The New York Times - December 10, 2006
Rachel Donadio
Each QuickHealth clinic has one doctor and one or two assistants. The clinics provide referrals, but they don't provide specialty care - in part to avoid malpractice insurance beyond what primary care requires. Nor does QuickHealth accept insurance: its 14,000 patients are mostly working families and the uninsured, people who would normally seek primary care at the emergency room, says Dave Mandelkern, a high-tech entrepreneur who helped found QuickHealth in 2005. Two QuickHealth clinics are in branches of Farmacia Remedios, a drugstore that caters to Hispanics.

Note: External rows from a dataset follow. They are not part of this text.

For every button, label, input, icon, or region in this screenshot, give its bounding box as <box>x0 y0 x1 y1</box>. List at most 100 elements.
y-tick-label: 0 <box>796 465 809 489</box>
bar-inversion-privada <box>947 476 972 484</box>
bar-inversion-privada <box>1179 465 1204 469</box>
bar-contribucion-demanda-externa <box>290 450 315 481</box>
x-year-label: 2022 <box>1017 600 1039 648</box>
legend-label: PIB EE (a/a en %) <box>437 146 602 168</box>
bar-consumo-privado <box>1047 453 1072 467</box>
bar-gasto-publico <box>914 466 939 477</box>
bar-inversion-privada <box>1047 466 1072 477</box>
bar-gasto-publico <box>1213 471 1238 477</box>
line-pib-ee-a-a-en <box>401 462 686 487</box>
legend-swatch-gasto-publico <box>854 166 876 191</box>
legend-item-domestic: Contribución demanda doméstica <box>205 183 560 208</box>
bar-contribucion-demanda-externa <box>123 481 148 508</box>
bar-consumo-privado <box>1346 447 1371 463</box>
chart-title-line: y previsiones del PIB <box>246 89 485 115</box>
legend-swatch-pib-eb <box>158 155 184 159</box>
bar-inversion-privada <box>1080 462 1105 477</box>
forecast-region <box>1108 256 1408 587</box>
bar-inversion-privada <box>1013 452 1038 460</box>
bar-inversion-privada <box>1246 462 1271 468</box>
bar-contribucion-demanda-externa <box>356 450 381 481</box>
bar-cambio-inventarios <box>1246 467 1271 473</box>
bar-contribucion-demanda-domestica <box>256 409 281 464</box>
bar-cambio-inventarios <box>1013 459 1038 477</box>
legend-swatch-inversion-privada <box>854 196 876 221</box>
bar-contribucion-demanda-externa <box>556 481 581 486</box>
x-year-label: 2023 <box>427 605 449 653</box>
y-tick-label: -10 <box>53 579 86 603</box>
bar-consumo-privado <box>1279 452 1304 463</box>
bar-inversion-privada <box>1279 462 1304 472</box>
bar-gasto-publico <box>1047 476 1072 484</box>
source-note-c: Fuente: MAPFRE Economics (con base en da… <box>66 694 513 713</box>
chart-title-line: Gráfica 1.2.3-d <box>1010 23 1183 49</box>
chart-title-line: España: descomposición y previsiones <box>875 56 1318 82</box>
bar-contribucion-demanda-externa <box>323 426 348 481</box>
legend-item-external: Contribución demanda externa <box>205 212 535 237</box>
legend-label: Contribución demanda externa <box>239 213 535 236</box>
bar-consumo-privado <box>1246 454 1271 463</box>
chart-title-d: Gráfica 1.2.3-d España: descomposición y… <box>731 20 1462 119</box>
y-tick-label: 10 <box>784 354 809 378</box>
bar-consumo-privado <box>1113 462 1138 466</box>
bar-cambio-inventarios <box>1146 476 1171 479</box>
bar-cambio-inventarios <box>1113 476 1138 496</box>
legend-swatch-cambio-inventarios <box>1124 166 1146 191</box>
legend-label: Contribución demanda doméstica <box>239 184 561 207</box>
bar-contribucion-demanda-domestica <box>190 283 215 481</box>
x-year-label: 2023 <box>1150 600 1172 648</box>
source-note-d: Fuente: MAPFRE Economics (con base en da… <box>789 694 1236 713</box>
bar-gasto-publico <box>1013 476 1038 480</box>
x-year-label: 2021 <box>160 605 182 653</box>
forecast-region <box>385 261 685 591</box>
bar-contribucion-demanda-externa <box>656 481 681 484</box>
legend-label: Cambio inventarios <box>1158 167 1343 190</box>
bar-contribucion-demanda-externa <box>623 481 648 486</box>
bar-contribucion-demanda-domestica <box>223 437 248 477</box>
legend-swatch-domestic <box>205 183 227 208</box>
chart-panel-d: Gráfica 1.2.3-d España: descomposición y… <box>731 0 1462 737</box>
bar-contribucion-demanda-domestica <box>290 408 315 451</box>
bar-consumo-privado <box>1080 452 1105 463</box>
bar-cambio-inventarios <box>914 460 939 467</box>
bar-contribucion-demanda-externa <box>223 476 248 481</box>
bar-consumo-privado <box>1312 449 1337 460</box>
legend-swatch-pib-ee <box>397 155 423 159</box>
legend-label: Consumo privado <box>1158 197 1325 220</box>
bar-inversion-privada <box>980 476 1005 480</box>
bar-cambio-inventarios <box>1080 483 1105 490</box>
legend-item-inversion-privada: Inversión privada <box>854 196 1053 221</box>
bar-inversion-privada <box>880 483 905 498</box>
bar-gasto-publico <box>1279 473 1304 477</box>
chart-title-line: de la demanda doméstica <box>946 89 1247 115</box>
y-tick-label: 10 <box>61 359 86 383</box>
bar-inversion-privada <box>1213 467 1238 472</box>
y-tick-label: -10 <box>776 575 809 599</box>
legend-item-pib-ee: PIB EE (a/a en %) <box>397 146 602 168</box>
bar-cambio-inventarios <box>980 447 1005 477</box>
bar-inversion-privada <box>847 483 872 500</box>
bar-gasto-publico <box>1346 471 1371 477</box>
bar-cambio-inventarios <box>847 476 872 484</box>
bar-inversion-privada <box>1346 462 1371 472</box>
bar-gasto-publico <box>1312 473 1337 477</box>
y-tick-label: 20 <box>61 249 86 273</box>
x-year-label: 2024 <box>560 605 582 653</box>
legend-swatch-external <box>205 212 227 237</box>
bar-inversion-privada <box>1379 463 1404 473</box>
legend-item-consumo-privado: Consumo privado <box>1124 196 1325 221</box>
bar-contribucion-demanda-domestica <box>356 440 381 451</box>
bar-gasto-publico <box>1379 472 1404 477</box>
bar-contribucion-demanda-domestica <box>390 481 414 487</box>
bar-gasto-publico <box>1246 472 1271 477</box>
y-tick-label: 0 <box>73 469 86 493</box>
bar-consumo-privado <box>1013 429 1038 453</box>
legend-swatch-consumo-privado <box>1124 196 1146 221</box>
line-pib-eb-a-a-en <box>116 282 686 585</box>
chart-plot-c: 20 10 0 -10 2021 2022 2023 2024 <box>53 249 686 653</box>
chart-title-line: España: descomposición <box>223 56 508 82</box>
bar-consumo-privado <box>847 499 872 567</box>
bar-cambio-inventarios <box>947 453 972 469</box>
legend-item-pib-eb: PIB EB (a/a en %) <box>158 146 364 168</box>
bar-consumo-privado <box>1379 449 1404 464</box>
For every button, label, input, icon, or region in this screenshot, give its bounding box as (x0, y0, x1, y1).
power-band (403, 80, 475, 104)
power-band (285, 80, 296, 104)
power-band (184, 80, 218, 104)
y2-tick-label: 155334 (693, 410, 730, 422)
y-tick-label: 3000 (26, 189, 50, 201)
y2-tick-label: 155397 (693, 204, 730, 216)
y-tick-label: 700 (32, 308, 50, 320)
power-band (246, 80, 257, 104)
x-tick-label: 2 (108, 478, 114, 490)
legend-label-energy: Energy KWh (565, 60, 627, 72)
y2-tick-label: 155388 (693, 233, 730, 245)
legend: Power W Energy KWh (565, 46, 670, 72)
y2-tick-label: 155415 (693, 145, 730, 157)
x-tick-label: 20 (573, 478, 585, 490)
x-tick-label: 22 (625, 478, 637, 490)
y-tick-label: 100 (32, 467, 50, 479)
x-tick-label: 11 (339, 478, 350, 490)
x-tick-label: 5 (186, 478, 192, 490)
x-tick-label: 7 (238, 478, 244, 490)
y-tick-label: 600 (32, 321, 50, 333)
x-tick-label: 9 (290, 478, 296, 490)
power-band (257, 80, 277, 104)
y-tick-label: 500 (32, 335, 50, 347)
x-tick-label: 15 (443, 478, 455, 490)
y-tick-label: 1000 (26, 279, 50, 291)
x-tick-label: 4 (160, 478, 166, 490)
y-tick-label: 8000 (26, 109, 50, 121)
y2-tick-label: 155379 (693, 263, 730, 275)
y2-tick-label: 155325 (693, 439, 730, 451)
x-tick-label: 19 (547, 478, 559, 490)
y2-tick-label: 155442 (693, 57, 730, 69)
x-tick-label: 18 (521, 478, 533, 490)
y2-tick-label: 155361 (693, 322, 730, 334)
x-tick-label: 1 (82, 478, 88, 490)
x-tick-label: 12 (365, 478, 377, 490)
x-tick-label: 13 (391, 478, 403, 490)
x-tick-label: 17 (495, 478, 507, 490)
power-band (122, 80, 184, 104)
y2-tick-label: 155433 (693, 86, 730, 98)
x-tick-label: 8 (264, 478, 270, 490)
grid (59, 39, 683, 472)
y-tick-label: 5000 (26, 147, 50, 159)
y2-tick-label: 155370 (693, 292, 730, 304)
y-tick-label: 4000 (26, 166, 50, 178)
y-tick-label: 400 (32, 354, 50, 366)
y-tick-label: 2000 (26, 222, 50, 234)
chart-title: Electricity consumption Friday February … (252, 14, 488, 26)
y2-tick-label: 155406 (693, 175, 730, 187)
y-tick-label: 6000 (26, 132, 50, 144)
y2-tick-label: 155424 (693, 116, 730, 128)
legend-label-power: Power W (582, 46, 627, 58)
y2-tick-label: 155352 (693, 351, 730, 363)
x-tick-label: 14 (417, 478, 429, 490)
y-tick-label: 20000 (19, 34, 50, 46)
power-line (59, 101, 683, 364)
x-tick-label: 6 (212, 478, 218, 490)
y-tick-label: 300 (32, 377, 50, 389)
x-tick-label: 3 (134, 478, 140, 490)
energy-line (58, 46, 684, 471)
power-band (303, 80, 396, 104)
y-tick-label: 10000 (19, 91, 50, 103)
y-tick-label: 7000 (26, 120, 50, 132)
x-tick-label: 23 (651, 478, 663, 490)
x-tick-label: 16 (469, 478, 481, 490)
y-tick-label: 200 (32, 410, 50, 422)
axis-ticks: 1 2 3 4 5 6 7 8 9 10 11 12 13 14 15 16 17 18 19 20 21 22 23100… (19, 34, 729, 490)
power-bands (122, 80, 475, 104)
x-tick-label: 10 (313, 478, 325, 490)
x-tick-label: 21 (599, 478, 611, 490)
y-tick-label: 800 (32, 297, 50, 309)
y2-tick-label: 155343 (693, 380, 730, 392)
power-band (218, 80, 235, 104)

By year's end there will be a clinic in another Wal-Mart, and more are in the works. (The clinics might also prove a boon for Wal-Mart employees; the company has been under attack for its employee-benefit programs.)
David Cutler, a Harvard economist who specializes in health care, says that as long as you can integrate the roles of "real" doctor and "convenience" doctor, such clinics are "both a good idea and a wake-up call to 'real' doctors." For his part, Mandelkern sees QuickHealth as a profitable business model. If the government created a universal-health-care system, "I'd be the first one in line to hand them the keys to my clinic," he says. Until then, "I think my business is unfortunately pretty secure."